Sergeant Stubby: World War I Dog Hero

A stray puppy became famous for saving lives and lifting spirits during World War I. He made history by becoming the first US dog to be given a rank - Sergeant Stubby.

In 1917, a stray puppy wandered around the fields of Yale University where soldiers prepared to fight in World War I. Private John Robert Conroy, who developed a fondness for the dog, brought him to his camp and named him Stubby because of his stumpy tail. Animals were forbidden but Stubby was allowed to stay due to his positive effect on morale. Stubby soon became the mascot of the 102nd Infantry Regiment, 26th Yankee Division. He learned the bugle calls, the drills and even how to salute. When ordered to "Present Arms" (military talk to salute), Stubby would sit down, raise his right paw to his eye and hold it there until ordered to "Order Arms" (lower a salute).

When it came time for the division to ship out to France aboard the SS Minnesota, Conroy and his fellow soldiers did not want to leave Stubby behind. They smuggled him aboard and hid him in a coal bin until the ship was far at sea. Stubby was then brought out on deck where the sailors were soon won over by him. When the ship arrived in France, the dog was once again smuggled on land and kept out of sight until discovered by the commanding officer. The CO was not about to allow the dog to stay but changed his mind after Stubby impressed him with a salute - he was officially allowed to follow the men to the front lines as their mascot.

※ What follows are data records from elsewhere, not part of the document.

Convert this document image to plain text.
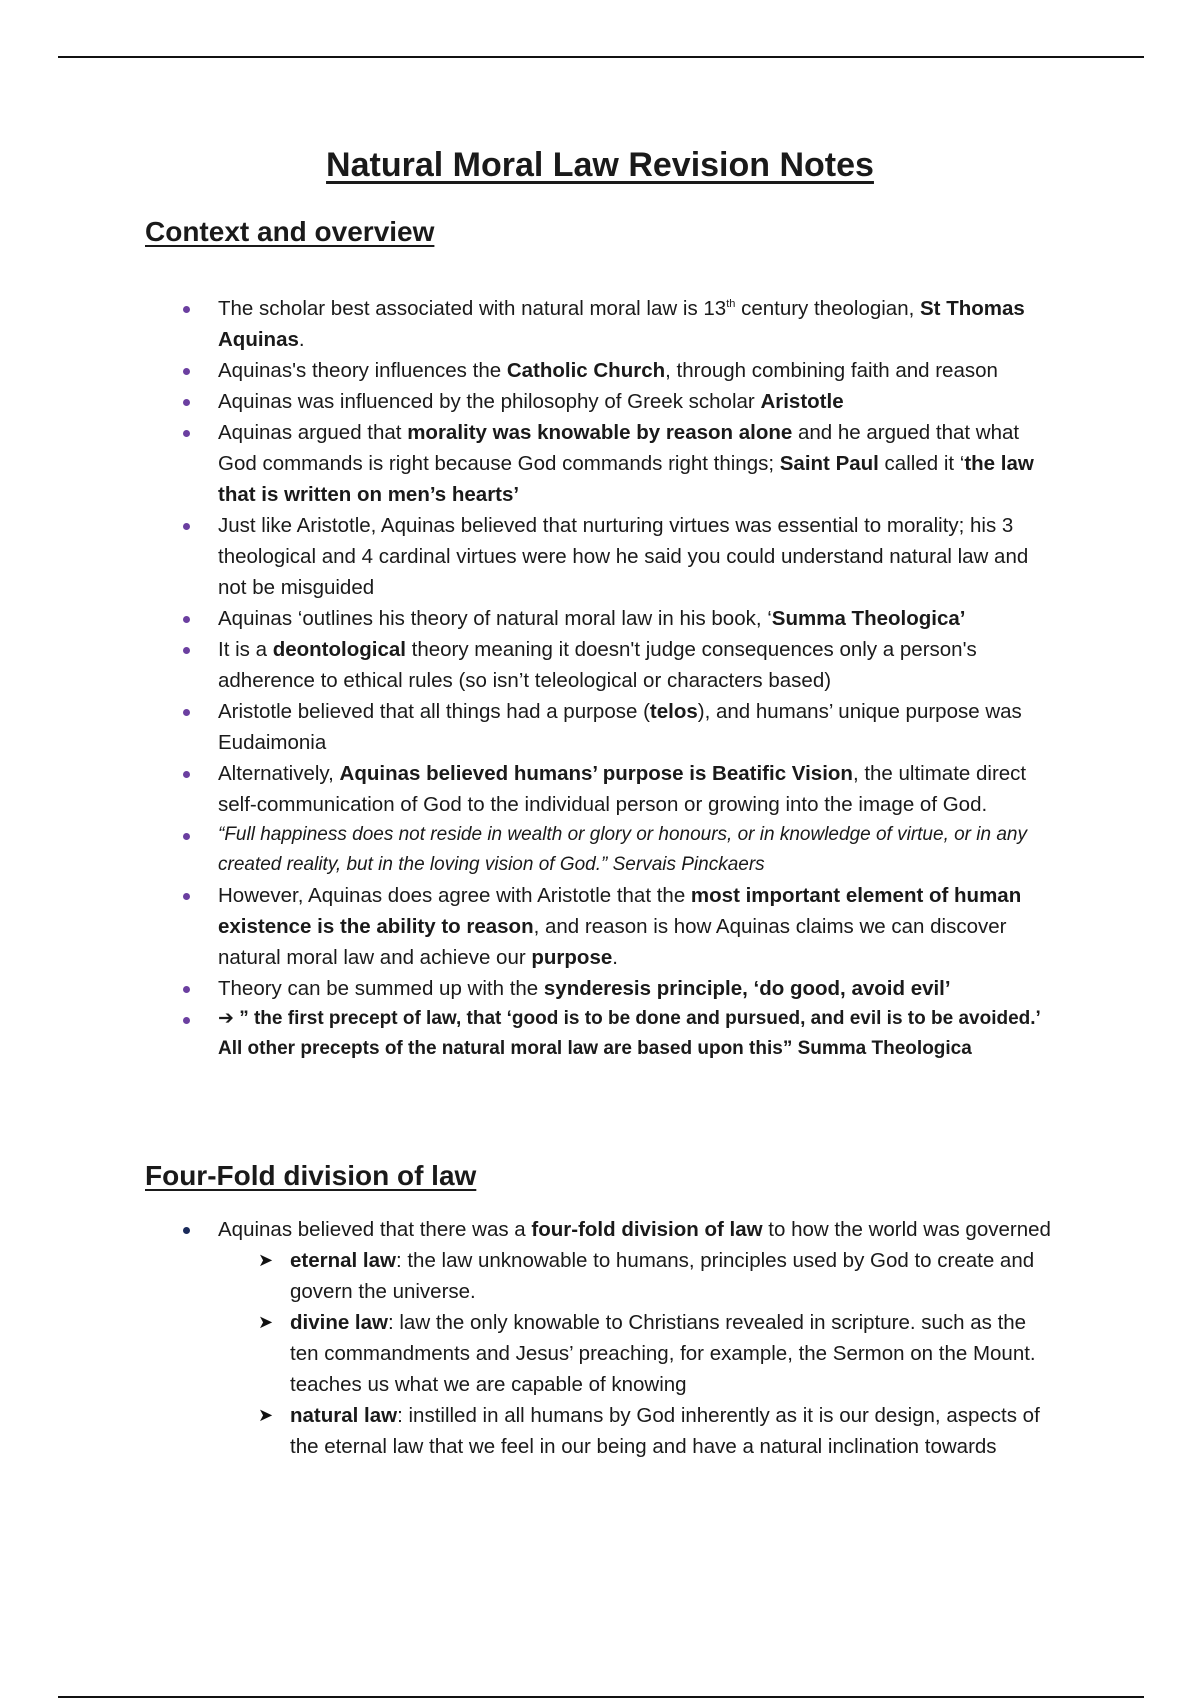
Natural Moral Law Revision Notes
Context and overview
The scholar best associated with natural moral law is 13th century theologian, St Thomas Aquinas.
Aquinas's theory influences the Catholic Church, through combining faith and reason
Aquinas was influenced by the philosophy of Greek scholar Aristotle
Aquinas argued that morality was knowable by reason alone and he argued that what God commands is right because God commands right things; Saint Paul called it ‘the law that is written on men’s hearts’
Just like Aristotle, Aquinas believed that nurturing virtues was essential to morality; his 3 theological and 4 cardinal virtues were how he said you could understand natural law and not be misguided
Aquinas ‘outlines his theory of natural moral law in his book, ‘Summa Theologica’
It is a deontological theory meaning it doesn't judge consequences only a person's adherence to ethical rules (so isn’t teleological or characters based)
Aristotle believed that all things had a purpose (telos), and humans’ unique purpose was Eudaimonia
Alternatively, Aquinas believed humans’ purpose is Beatific Vision, the ultimate direct self-communication of God to the individual person or growing into the image of God.
“Full happiness does not reside in wealth or glory or honours, or in knowledge of virtue, or in any created reality, but in the loving vision of God.” Servais Pinckaers
However, Aquinas does agree with Aristotle that the most important element of human existence is the ability to reason, and reason is how Aquinas claims we can discover natural moral law and achieve our purpose.
Theory can be summed up with the synderesis principle, ‘do good, avoid evil’
➔ ” the first precept of law, that ‘good is to be done and pursued, and evil is to be avoided.’ All other precepts of the natural moral law are based upon this” Summa Theologica
Four-Fold division of law
Aquinas believed that there was a four-fold division of law to how the world was governed
➤ eternal law: the law unknowable to humans, principles used by God to create and govern the universe.
➤ divine law: law the only knowable to Christians revealed in scripture. such as the ten commandments and Jesus’ preaching, for example, the Sermon on the Mount. teaches us what we are capable of knowing
➤ natural law: instilled in all humans by God inherently as it is our design, aspects of the eternal law that we feel in our being and have a natural inclination towards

Stubby was more than a mascot. He was a hero. He entered combat in February 1918 and served 18 months with the 102nd Infantry. He participated in 17 battles and four major offensives. In his first year of battle Stubby was exposed to mustard gas and almost died. He was taken to a nearby field hospital where he soon recovered. Back at the trenches, Stubby - now sensitive to the smallest trace of gas - was able to warn the soldiers of gas attacks, allowing them to mask up before the gas became lethal. Stubby also alerted the men of incoming artillery shells due to his keen sense of hearing, located injured soldiers for the medics to tend to, and even captured a German spy. He bit the German, knocked him down and kept him down until the soldiers arrived. Stubby was promoted to the rank of Sergeant by the commanding officer for his brave act, the first dog to be given rank in the US. Stubby was wounded a second time in combat when hit during a grenade attack, receiving a large amount of shrapnel in his leg and chest. He needed surgery, and during his convalescence time in a Red Cross Recovery Hospital he visited wounded men, lifting their spirits.

Now-Corporal Conroy & Sergeant Stubby

At the end of the war, Conroy smuggled Stubby back to the States. Stubby was greeted with a hero's welcome and became an instant celebrity. He led several military parades, visited the White House, met Presidents Woodrow Wilson, Harding and Coolidge, and was given a membership in the American Legion and the YMCA. He was also awarded numerous medals for his heroism, including the purple heart.

Sergeant Stubby passed away in his sleep in 1926. His obituary appeared in the New York Times, half a page long. His body was preserved and put on display in the Smithsonian Institute, along with his medals.